Mientras el lugar se iluminaba, el afilador descubrió que adentro del galpón había una especie de conventillo con pequeñas habitaciones.
Un hombre con camisa blanca y chaleco negro hizo sonar una corneta y pregonó:
―¡Atención! ¡Atención! ¡Acaban de traernos un afilador!
Y se alejó repitiendo el anuncio para que la noticia les llegara a todos mientras un castrato cantaba el Ave María de Schubert para darle la bienvenida.
Un hombre se acercó a la entrada del galpón. Vestía traje verde, camisa blanca, corbatín negro y gorra verde. El afilador lo reconoció.
―Mendieta, ¿sos vos?
El otro sonrió y se abrazaron.
―¡Tanto tiempo sin verte! ―dijo el afilador.
―¿Cuánto? ―preguntó Mendieta.
―¿Te acordás de cuando me dejabas viajar sin pagar si llevaba la camiseta del Deportivo Español?
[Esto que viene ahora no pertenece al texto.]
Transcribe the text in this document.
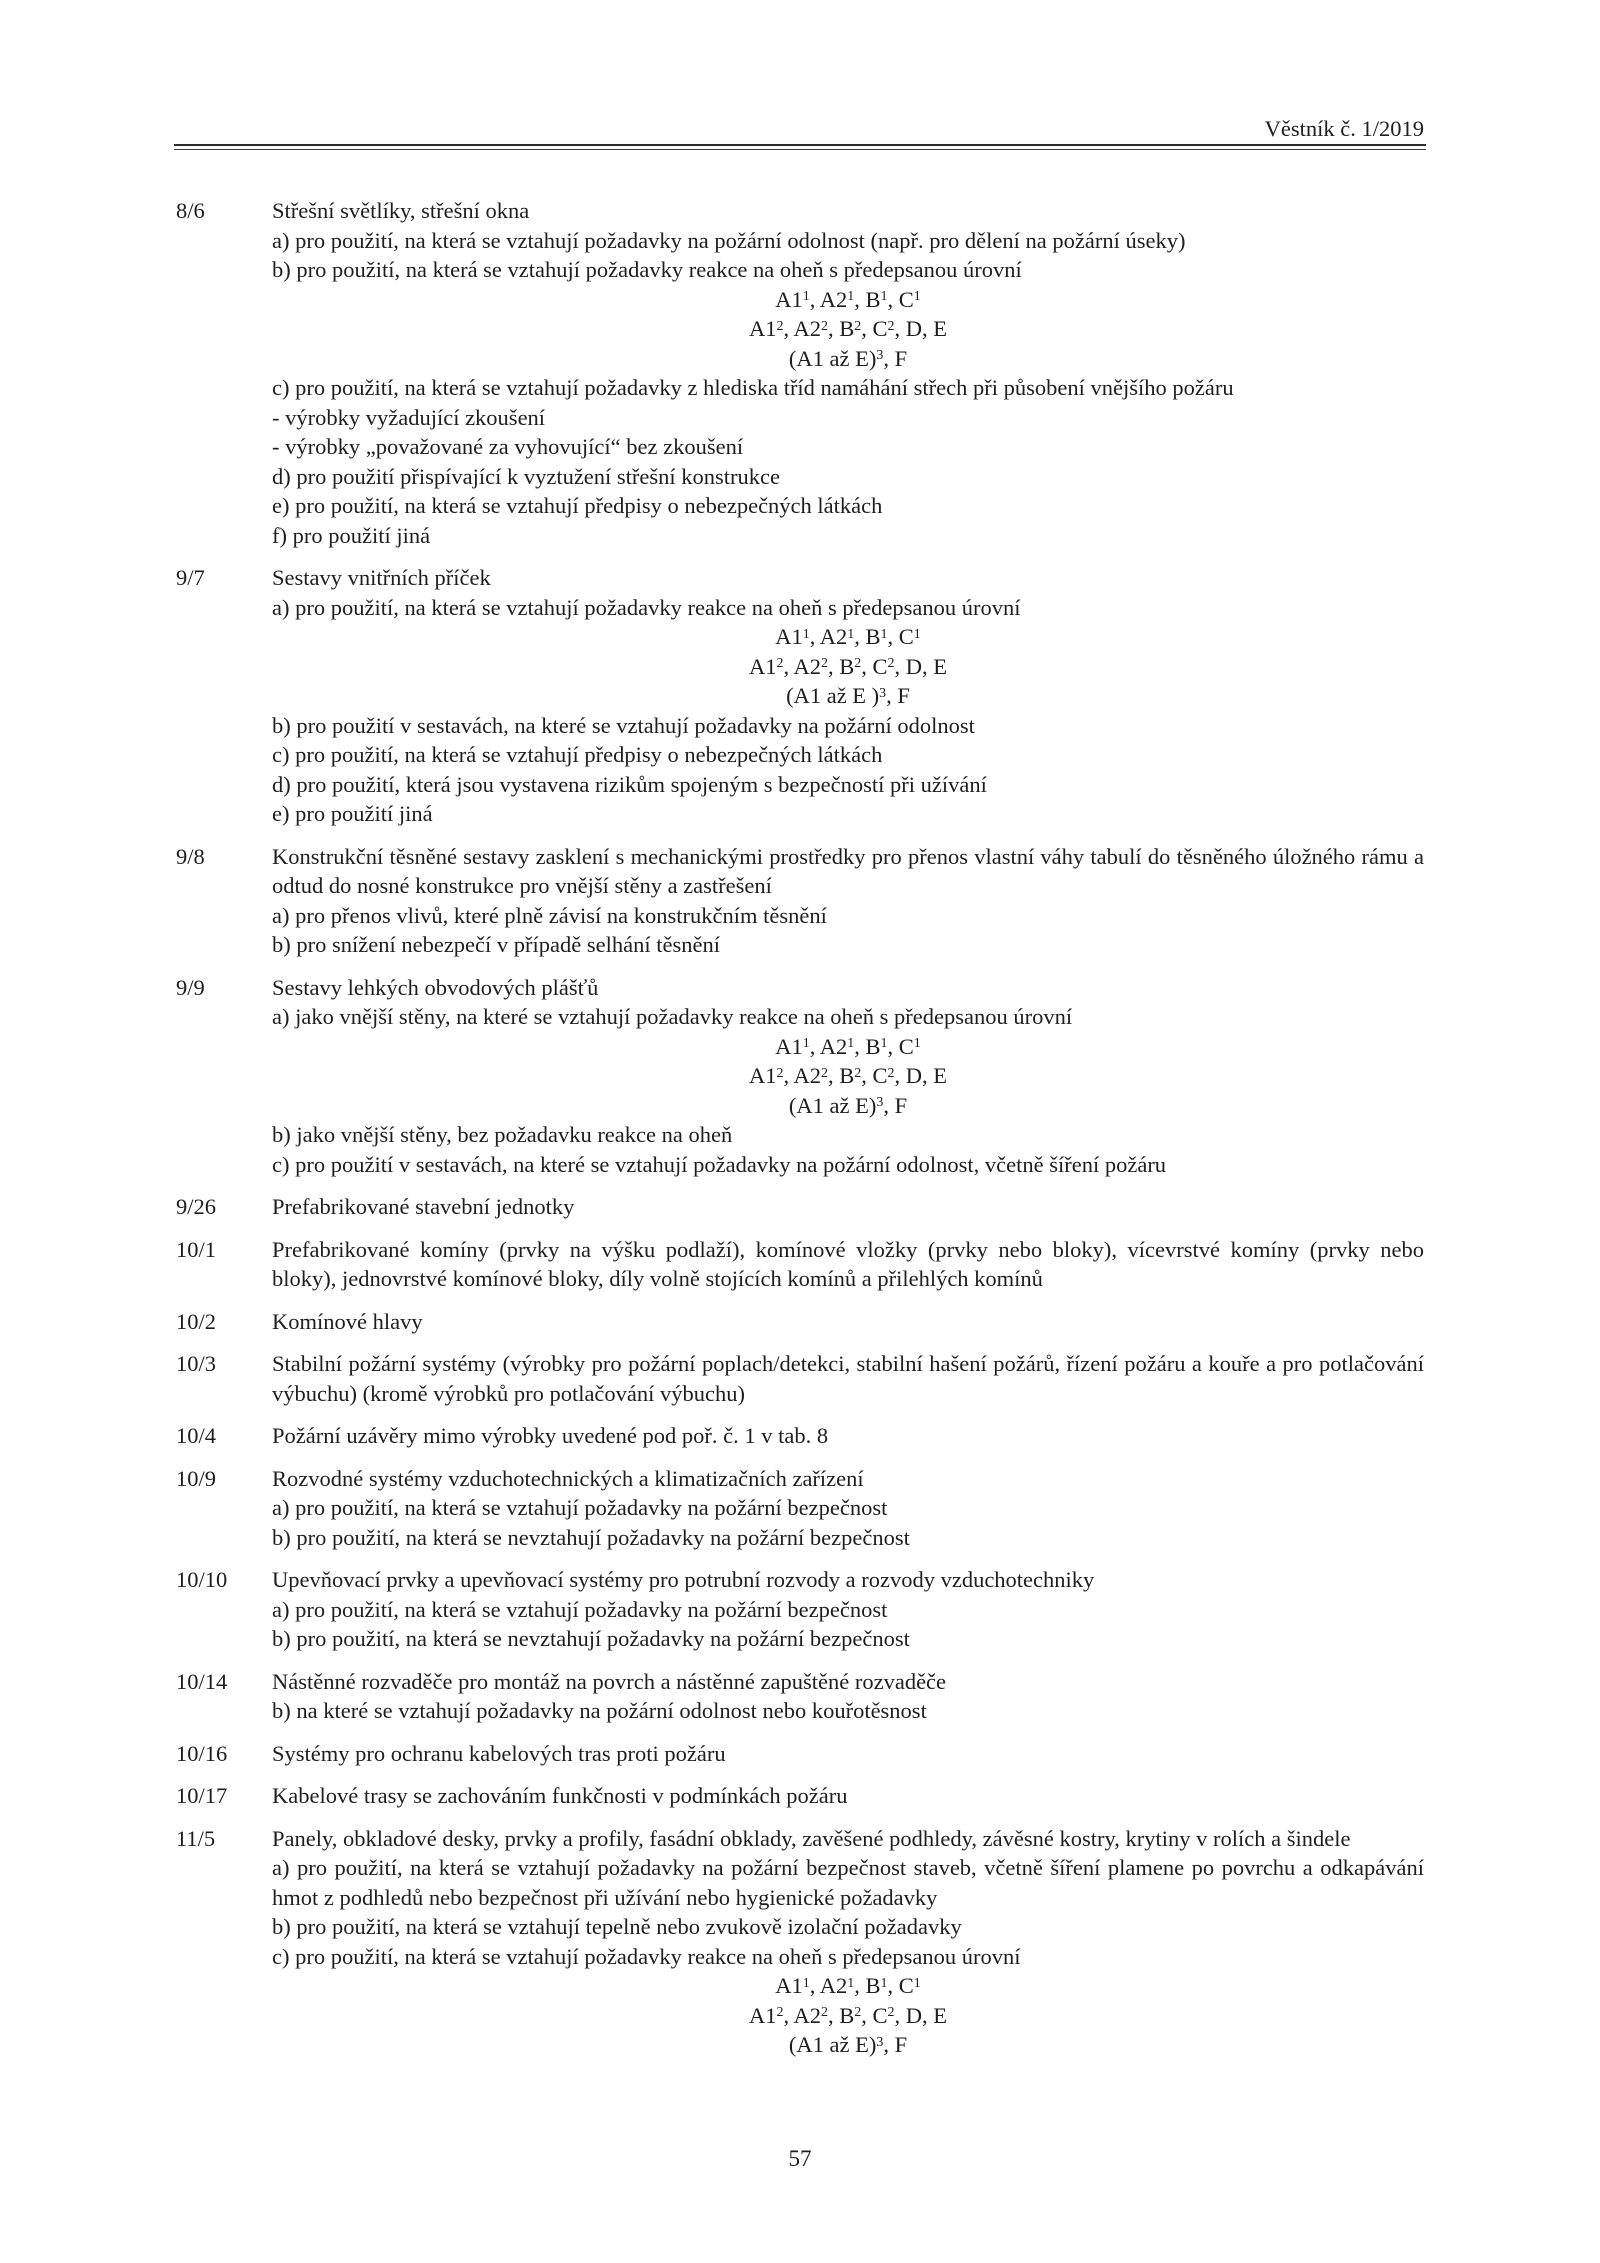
Věstník č. 1/2019
8/6	Střešní světlíky, střešní okna
a) pro použití, na která se vztahují požadavky na požární odolnost (např. pro dělení na požární úseky)
b) pro použití, na která se vztahují požadavky reakce na oheň s předepsanou úrovní
$A1^1$, $A2^1$, $B^1$, $C^1$
$A1^2$, $A2^2$, $B^2$, $C^2$, D, E
(A1 až E)$^3$, F
c) pro použití, na která se vztahují požadavky z hlediska tříd namáhání střech při působení vnějšího požáru
- výrobky vyžadující zkoušení
- výrobky „považované za vyhovující“ bez zkoušení
d) pro použití přispívající k vyztužení střešní konstrukce
e) pro použití, na která se vztahují předpisy o nebezpečných látkách
f) pro použití jiná
9/7	Sestavy vnitřních příček
a) pro použití, na která se vztahují požadavky reakce na oheň s předepsanou úrovní
$A1^1$, $A2^1$, $B^1$, $C^1$
$A1^2$, $A2^2$, $B^2$, $C^2$, D, E
(A1 až E )$^3$, F
b) pro použití v sestavách, na které se vztahují požadavky na požární odolnost
c) pro použití, na která se vztahují předpisy o nebezpečných látkách
d) pro použití, která jsou vystavena rizikům spojeným s bezpečností při užívání
e) pro použití jiná
9/8	Konstrukční těsněné sestavy zasklení s mechanickými prostředky pro přenos vlastní váhy tabulí do těsněného úložného rámu a odtud do nosné konstrukce pro vnější stěny a zastřešení
a) pro přenos vlivů, které plně závisí na konstrukčním těsnění
b) pro snížení nebezpečí v případě selhání těsnění
9/9	Sestavy lehkých obvodových plášťů
a) jako vnější stěny, na které se vztahují požadavky reakce na oheň s předepsanou úrovní
$A1^1$, $A2^1$, $B^1$, $C^1$
$A1^2$, $A2^2$, $B^2$, $C^2$, D, E
(A1 až E)$^3$, F
b) jako vnější stěny, bez požadavku reakce na oheň
c) pro použití v sestavách, na které se vztahují požadavky na požární odolnost, včetně šíření požáru
9/26	Prefabrikované stavební jednotky
10/1	Prefabrikované komíny (prvky na výšku podlaží), komínové vložky (prvky nebo bloky), vícevrstvé komíny (prvky nebo bloky), jednovrstvé komínové bloky, díly volně stojících komínů a přilehlých komínů
10/2	Komínové hlavy
10/3	Stabilní požární systémy (výrobky pro požární poplach/detekci, stabilní hašení požárů, řízení požáru a kouře a pro potlačování výbuchu) (kromě výrobků pro potlačování výbuchu)
10/4	Požární uzávěry mimo výrobky uvedené pod poř. č. 1 v tab. 8
10/9	Rozvodné systémy vzduchotechnických a klimatizačních zařízení
a) pro použití, na která se vztahují požadavky na požární bezpečnost
b) pro použití, na která se nevztahují požadavky na požární bezpečnost
10/10	Upevňovací prvky a upevňovací systémy pro potrubní rozvody a rozvody vzduchotechniky
a) pro použití, na která se vztahují požadavky na požární bezpečnost
b) pro použití, na která se nevztahují požadavky na požární bezpečnost
10/14	Nástěnné rozvaděče pro montáž na povrch a nástěnné zapuštěné rozvaděče
b) na které se vztahují požadavky na požární odolnost nebo kouřotěsnost
10/16	Systémy pro ochranu kabelových tras proti požáru
10/17	Kabelové trasy se zachováním funkčnosti v podmínkách požáru
11/5	Panely, obkladové desky, prvky a profily, fasádní obklady, zavěšené podhledy, závěsné kostry, krytiny v rolích a šindele
a) pro použití, na která se vztahují požadavky na požární bezpečnost staveb, včetně šíření plamene po povrchu a odkapávání hmot z podhledů nebo bezpečnost při užívání nebo hygienické požadavky
b) pro použití, na která se vztahují tepelně nebo zvukově izolační požadavky
c) pro použití, na která se vztahují požadavky reakce na oheň s předepsanou úrovní
$A1^1$, $A2^1$, $B^1$, $C^1$
$A1^2$, $A2^2$, $B^2$, $C^2$, D, E
(A1 až E)$^3$, F
57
Qué tiempos, che…
―¿Cuánto hace de eso? ¿Cuánto tiempo pasó?
―Y… cincuenta años, más o menos.
―Acá el tiempo no existe ―explicó Mendieta con tono resignado―. Todos los días son iguales.
―¿Qué es este lugar? ―preguntó el afilador.
―No sé… Tené cuidado cuando caminás por esta parte porque hace unos días trajeron a un encerador y dejó el piso como si fuera una pista de hielo.
Caminaron entre habitaciones armadas con paredes de machimbre. Un grupo de personas sentadas en el piso formando un círculo jugaba a la payana con piedras. Otros jugaban a la bolita. Un hombre tocaba pasodobles en un acordeón. En el camino también se cruzaron con un lechero que anotó dónde se iba a hospedar el afilador para llevarle unas botellas.
Cuando llegaron a la habitación, un filetero terminaba de escribir “Afilador” con firuletes coloridos. Adentro, un colchonero le agregaba tela y espuma al colchón para emparejarlo y un relojero le daba cuerda a un reloj de pared.
El afilador vio que varias personas se juntaban en la puerta. Traían sus cuchillos para que les diera filo. Reconoció viejos amigos que hacía tiempo que no veía, que ya ni siquiera recordaba. Uno de los primeros era el zapatero Peralta. El afilador lo saludó con afecto, pero prefirió no decirle que su nieto le mandaba saludos.
Hernán D’Ambrosio nació en General Rodríguez en 1985. Es Profesor de Letras. Escribió las novelas Cosas que pasan (2013), Sutra de Buenos Aires (2015) e Imagen y Semejanza (2018), y los libros de poesía Singing in the brain (2010) y Una cosa que empieza con P (2018). También es autor de la novela web Hyperville (2012). Coordina grupos de lectura y escritura desde el 2012. El cuento “Lo que está y no se usa” forma parte del libro El metabolismo del espíritu, que aún no ha sido publicado.